2. No premature release. HuggingFace upload happens AFTER mode collapse is fixed and the model generates coherent N'Ko text. Not before.
3. Architecture matches disk. Every file listed below exists. Every number is current. If reality changes, this doc gets updated.
System Overview
> Serving / on-device decision: research runs on the GPU/standard Whisper feature
> path (1500-frame, reproducible, where clean numbers are earned); on-device serving is the
> Apple Neural Engine + TurboQuant stack (Phase 2). One hard rule — a head must be served
> with the same feature extractor it was trained on (the GPU↔ANE 1500-vs-375-frame skew is
> what produced all-blank output on the anchor). See
> [`docs/adr/ADR-001-on-device-serving-and-quantization.md`](docs/adr/ADR-001-on-device-serving-and-quantization.md).

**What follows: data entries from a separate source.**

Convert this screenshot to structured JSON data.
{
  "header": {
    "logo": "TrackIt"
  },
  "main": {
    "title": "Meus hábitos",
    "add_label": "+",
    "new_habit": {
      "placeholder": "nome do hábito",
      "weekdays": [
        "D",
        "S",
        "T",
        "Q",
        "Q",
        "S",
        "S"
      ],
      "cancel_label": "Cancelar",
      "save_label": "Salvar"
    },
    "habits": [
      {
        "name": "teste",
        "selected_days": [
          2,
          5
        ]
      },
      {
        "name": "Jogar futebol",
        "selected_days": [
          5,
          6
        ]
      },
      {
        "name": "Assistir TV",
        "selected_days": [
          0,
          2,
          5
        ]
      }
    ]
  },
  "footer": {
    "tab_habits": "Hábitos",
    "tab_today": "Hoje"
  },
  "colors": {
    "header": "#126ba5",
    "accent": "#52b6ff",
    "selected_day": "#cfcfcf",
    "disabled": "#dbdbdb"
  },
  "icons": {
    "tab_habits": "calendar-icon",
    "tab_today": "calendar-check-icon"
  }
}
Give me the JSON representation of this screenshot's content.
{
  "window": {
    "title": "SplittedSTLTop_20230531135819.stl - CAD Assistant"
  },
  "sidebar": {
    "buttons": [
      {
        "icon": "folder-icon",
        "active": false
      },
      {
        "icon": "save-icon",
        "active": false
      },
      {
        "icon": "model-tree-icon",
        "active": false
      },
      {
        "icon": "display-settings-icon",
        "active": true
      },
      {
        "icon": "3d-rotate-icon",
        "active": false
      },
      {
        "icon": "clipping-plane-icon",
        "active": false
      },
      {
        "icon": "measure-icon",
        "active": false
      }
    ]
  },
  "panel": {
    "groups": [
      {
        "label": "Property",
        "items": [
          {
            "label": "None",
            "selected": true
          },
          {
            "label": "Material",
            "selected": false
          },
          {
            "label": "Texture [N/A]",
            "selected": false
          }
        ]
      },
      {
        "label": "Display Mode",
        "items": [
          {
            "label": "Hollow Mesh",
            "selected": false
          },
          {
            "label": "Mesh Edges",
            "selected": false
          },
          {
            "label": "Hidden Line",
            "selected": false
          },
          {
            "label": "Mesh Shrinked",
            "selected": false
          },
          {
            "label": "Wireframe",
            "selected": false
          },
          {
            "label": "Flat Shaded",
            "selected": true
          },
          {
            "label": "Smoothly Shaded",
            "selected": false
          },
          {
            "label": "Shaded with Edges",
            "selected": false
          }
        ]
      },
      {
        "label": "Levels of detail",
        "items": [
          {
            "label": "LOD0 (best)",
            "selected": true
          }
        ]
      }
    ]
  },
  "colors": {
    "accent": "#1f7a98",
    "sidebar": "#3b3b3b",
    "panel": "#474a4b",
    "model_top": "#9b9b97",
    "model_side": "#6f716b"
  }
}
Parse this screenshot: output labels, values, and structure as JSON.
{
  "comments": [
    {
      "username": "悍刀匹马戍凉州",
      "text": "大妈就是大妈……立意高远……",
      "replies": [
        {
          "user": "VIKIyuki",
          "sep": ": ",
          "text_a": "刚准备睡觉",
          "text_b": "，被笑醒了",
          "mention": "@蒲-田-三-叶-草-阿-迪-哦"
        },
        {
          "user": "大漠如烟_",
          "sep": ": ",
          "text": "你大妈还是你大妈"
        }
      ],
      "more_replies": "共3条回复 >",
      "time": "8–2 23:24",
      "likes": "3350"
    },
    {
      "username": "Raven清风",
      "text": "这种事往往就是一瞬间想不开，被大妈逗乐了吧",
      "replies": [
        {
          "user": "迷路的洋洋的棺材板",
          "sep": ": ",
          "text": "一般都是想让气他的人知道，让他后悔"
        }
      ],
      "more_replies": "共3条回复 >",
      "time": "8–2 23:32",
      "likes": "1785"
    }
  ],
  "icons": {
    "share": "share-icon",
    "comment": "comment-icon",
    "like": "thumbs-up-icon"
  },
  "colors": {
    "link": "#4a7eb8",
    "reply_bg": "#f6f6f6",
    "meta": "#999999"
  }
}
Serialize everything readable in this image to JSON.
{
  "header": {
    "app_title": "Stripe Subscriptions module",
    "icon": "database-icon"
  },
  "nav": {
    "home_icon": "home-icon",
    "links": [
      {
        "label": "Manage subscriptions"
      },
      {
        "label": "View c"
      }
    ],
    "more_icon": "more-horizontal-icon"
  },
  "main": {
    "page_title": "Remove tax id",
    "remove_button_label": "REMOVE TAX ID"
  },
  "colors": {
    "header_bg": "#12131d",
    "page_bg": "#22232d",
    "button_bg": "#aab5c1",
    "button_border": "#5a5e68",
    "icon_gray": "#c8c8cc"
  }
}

┌─────────────────────────────────────────────────────────────────────┐
│ NKO UNIFIED PLATFORM │
│ │
│ ┌──────────────┐ ┌──────────────┐ ┌──────────────┐ │
│ │ RESEARCH │ │ INFERENCE │ │ TRAINING │ │
│ │ │ │ │ │ │ │
│ │ Brain Scan │ │ Constrained │ │ Data Pipeline│ │
│ │ Activation │ │ Generation │ │ LoRA Trainer │ │
│ │ Profiling │ │ FSM Decode │ │ Eval Suite │ │
│ └──────┬───────┘ └──────┬───────┘ └──────┬───────┘ │
│ │ │ │ │
│ ┌──────▼─────────────────▼─────────────────▼───────┐ │
│ │ CORE LINGUISTIC LAYER │ │
│ │ (imported from Desktop/NKo/) │ │
│ │ │ │
│ │ phonetics.py transliterate.py morphology.py │ │
│ │ ┌──────────┐ ┌──────────────┐ ┌────────────┐ │ │
│ │ │ 7 vowels │ │ N'Ko↔Latin │ │ 28 morpheme│ │ │
│ │ │ 26 cons │ │ N'Ko↔Arabic │ │ types │ │ │
│ │ │ 5 tones │ │ via IPA │ │ conjugator │ │ │
│ │ │ syllabify│ │ intermediary │ │ compounds │ │ │
│ │ └──────────┘ └──────────────┘ └────────────┘ │ │
│ └──────────────────────┬───────────────────────────┘ │
│ │ │
│ ┌──────────────────────▼───────────────────────────┐ │
│ │ TOKENIZER LAYER │ │
│ │ │ │
│ │ Standard BPE (512 merges, 614 vocab) │ │
│ │ Morpheme-Aware BPE (158 merges, 206 vocab) │ │
│ │ HF Extension (151,936 → 152,192 vocab) │ │
│ │ N'Ko Syllable Codebook (3,024 entries) │ │
│ └──────────────────────┬───────────────────────────┘ │
│ │ │
│ ┌──────────────────────▼───────────────────────────┐ │
│ │ MODEL LAYER │ │
│ │ │ │
│ │ Qwen3-8B-8bit (base) │ │
│ │ + V1 Adapter (CPT+SFT+BPE, val loss 4.29) │ │
│ │ + V2 Adapter (33,912 ex, val loss 3.506) │ │
│ │ + V3 Adapter (92,184 ex, PENDING TRAINING) │ │
│ │ Fused V2: on Mac5 (MODE COLLAPSE — DO NOT USE) │ │
│ └──────────────────────────────────────────────────┘ │
│ │
│ ┌──────────────────────────────────────────────────┐ │
│ │ ASR LAYER (retrieval-centric) │ │
│ │ │ │
│ │ ┌─────────┐ ┌──────────┐ ┌─────────────────┐ │ │
│ │ │ Audio │ │ Visual │ │ N'Ko Text │ │ │
│ │ │Encoder │ │ Encoder │ │ Encoder │ │ │
│ │ │(Whisper)│ │ (SigLIP) │ │(BPE + FSM) │ │ │
│ │ └────┬────┘ └────┬─────┘ └────┬────────────┘ │ │
│ │ └─────────┬──┘─────────────┘ │ │
│ │ Joint Embedding Space (d=512) │ │
│ │ │ │ │
│ │ N'Ko Syllable Codebook Retrieval │ │
│ │ + FSM-Constrained Assembly │ │
│ └──────────────────────────────────────────────────┘ │
└─────────────────────────────────────────────────────────────────────┘Directory Structure (matches disk)
nko-brain-scanner/
├── ARCHITECTURE.md # This file
├── README.md # Project overview + reproduction steps
├── model_card.md # HuggingFace model card (DO NOT UPLOAD UNTIL V3 WORKS)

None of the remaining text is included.